The area of Jeddore surrounds a deep natural harbour and while inland, it is dotted by various lakes and drumlins.

=== Jeddore Harbour ===
Jeddore Harbour lies in the center of the communities of Jeddore with East, West and Head Jeddore lying in their respective directions from the sea. Jeddore Oyster Ponds Lies to the northwest and Myers Point peninsula juts out at the head. The inlet is 11 km long and 5 km wide.

The harbour is fed by Salmon River from the north. Salmon River which is actually a semi-saltwater fjord, which is spring fed but becomes increasingly contaminated by the sea water as it deepens and opens to the bay (eastern arm of the harbour).

== Economy ==
The fishing industry remains the most important part of the economy in the area. Seafood processing factors highly into the economy with lobster making up the greatest proportion of fish exported directly from the area itself.

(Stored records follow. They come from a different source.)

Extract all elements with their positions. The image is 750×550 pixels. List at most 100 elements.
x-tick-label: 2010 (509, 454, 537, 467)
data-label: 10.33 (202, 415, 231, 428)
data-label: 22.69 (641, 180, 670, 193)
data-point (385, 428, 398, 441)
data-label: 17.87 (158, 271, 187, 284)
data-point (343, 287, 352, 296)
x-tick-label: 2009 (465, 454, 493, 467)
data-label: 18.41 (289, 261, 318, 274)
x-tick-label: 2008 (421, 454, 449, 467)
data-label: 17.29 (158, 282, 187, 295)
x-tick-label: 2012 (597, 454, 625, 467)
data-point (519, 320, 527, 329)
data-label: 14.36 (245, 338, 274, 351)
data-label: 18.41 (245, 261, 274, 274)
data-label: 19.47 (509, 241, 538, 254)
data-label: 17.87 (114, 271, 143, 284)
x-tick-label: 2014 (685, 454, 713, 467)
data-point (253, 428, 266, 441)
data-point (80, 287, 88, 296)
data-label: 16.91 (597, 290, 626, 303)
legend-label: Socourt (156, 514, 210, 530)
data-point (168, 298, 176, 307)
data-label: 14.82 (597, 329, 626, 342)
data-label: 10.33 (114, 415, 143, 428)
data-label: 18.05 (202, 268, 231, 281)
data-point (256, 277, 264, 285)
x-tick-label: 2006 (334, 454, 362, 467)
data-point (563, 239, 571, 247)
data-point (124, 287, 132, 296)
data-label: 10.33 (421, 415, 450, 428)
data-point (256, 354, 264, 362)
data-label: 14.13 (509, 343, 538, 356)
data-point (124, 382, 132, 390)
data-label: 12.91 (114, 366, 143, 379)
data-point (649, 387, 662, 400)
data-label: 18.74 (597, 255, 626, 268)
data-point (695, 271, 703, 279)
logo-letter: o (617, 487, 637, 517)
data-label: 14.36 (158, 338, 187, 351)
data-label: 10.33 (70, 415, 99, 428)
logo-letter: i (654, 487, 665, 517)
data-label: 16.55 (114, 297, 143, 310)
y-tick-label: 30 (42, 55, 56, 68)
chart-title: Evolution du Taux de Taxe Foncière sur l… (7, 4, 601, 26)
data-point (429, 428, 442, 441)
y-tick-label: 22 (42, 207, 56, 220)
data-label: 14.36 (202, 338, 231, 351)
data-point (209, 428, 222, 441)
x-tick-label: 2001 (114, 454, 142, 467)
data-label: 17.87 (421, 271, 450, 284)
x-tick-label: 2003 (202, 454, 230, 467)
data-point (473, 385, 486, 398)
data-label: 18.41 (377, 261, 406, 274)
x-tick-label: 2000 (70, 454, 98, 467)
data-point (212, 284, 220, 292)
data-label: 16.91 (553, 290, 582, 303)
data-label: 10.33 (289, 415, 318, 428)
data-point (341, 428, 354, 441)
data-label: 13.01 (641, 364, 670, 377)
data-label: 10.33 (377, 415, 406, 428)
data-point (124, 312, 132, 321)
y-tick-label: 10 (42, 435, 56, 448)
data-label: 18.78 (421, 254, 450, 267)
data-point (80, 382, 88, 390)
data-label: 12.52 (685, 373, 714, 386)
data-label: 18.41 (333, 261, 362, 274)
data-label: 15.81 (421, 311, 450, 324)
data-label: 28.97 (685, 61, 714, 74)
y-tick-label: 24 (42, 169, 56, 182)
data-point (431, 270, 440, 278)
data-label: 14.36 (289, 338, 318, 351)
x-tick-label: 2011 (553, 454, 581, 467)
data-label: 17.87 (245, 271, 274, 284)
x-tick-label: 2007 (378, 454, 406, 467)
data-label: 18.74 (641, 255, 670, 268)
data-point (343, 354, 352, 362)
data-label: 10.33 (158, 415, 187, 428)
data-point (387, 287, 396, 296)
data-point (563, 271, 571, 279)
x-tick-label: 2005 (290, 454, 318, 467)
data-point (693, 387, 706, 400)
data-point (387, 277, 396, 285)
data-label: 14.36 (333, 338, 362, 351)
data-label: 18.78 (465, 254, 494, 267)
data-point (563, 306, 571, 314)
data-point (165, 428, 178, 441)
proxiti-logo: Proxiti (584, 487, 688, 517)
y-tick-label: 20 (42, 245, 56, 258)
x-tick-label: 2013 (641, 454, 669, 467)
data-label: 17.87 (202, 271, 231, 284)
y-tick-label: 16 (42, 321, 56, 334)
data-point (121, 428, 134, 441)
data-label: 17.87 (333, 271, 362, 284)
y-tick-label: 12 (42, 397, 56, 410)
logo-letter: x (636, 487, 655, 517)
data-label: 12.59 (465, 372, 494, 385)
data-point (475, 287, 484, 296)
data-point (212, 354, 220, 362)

The area is home to five seafood processing plants:
- Bakers Point Fisheries Limited
- Blue Ocean Sea Products Limited
- Classic Seafoods
- Jack's Lobsters Limited
- Jeddore Seafoods Limited

==Notes==
1. Plank states that New Englanders set fire to Mi'kmaq vessels. The warriors tried to swim to land, but the New England men fired on them in the water. Twenty two were reported killed. Only five bodies were recovered and the New Englanders decapitated the corpses and set the severed heads on pikes surrounding Canso's new fort. Murdoch's and Plank's versions differ slightly.